Gens de Clermont V- C’est ici que je vis

Comme écrivain public, ma démarche est d’écrire pour. Non pas « au nom de », ni
même « à la place de », mais de mettre au service des habitants un artisanat qui m’est cher :
l’écriture.

Ainsi, je travaille très souvent avec des associations ou des instances qui ne sont
pas à proprement parler des lieux de production culturelle.

L’art est dans la ville, dans les
gens, je l’ai toujours su.


Dans le cadre de cette série Gens de Clermont, je me suis engagée auprès du CLCV.
L’idée est de saisir l’expérience sociale du relogement dans sa vérité à travers tous ses
acteurs.

Je vais m’intéresser tout particulièrement aux « décideurs », ce qui complètera un
travail initié avec la mémoire des habitants.

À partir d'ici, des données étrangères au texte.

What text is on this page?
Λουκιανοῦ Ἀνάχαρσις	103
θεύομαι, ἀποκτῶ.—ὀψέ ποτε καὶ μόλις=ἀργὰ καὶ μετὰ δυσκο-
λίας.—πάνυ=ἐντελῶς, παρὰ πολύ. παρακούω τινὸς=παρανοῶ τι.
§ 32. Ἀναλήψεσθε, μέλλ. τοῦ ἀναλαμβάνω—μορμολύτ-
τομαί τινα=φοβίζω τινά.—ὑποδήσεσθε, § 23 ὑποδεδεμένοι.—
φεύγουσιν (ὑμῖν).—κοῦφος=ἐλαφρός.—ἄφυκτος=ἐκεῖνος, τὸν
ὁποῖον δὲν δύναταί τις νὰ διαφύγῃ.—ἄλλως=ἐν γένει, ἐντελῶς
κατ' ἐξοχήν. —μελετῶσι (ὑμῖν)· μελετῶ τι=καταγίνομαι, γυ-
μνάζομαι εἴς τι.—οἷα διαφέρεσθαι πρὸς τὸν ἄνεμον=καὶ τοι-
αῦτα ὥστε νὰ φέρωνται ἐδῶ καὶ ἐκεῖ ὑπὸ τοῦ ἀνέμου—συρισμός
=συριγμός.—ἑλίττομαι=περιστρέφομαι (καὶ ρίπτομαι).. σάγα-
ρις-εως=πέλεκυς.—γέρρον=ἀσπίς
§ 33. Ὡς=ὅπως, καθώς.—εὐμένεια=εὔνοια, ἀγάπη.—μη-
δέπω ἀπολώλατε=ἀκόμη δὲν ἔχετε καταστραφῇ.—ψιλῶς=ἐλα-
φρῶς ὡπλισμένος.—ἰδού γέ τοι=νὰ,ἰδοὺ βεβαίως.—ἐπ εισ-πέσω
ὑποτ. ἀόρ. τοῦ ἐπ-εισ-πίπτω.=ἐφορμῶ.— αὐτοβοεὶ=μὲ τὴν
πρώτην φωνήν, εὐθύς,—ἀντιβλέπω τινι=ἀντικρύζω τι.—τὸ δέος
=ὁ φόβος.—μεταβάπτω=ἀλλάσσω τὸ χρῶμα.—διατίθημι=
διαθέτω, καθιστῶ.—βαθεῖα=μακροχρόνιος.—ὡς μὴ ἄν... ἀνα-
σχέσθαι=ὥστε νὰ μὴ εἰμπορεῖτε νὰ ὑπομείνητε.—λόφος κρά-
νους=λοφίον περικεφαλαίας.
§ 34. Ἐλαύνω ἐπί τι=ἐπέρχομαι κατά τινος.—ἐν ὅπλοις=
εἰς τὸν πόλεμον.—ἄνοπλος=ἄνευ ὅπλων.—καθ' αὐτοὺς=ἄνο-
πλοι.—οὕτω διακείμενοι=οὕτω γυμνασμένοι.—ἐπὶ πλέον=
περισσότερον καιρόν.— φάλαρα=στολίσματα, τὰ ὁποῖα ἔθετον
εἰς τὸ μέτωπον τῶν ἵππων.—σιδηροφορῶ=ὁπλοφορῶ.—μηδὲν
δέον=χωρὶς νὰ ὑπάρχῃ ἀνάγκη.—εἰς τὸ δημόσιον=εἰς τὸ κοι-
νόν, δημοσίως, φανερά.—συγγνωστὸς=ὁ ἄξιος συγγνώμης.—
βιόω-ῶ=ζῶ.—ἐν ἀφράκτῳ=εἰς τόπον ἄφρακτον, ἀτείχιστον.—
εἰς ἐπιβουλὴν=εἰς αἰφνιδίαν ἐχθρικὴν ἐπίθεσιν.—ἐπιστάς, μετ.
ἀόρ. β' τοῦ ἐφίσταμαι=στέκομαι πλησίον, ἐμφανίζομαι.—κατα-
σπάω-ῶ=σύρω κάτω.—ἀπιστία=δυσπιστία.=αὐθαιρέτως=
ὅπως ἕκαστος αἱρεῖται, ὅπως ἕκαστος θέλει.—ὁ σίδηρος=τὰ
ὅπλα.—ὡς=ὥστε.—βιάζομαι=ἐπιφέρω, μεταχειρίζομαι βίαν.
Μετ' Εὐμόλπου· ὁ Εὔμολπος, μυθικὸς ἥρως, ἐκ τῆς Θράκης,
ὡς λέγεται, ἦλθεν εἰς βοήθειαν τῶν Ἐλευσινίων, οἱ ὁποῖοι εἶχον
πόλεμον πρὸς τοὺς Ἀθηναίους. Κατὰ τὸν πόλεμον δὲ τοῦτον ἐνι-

J’aimerais rendre compte d’un chœur : habitants, bailleurs, figures politiques de Clermont-Ferrand qui
ont participé à ce que l’on nomme la « rénovation urbaine ».
L’important est de rendre compte avec justesse d’une réalité mais aussi d’interroger les
possibles à venir, d’aller chercher par l’écriture du réel une vision à venir.

Extrait- 
SAMIRA- La rumeur fait peur. On te dit c’est ton bâtiment qui va tomber. Tu crois que c’est toi qui va tomber. Tu veux que ce soit le bâtiment de quelqu’un d’autre. On dit « Ils » vont démolir. On se demande qui. « Ils » c’est qui , ceux à qui on donne de l’argent depuis 20 ans ? Ces gens « ils » ils ont dû faire des réunions. C’est pas venu d’un coup si ? Je pense aux vieux. Aux plus vieux que moi. Les « ils » ils n’ont jamais vu de vieux ? Ils savent pas comment c’est fait un vieux ? Un vieux dans un H.L.M, il lui reste ses souvenirs et ses habitudes. Pas plus. Moi ça va, je suis vieille mais j’ai mes enfants, ils sont ma fortune, ils sont ma richesse. « Ils » Ils seront plus forts que nous. « nous » c’est les habitants. D’accord ou pas d’accord, on n’a pas le choix. Moi j’ai déjà quitté ma famille, mon pays. En toute sincérité, dans ma tête ici, je me suis fait une autre famille, même si je sors pas beaucoup, j’habite ici, j’existe ici, je suis chez moi ici. On est parmi les gens. On est des gens. Même si on décide pas. On est des gens. 20 ans. Qu’on se connaît ou qu’on se reconnaît. On s’arrange. Comment faire une autre vie hein ? Je suis de Clermont, mais je ne connais pas Clermont, je veux qu’on m’accompagne, je connais pas tel endroit ou tel endroit.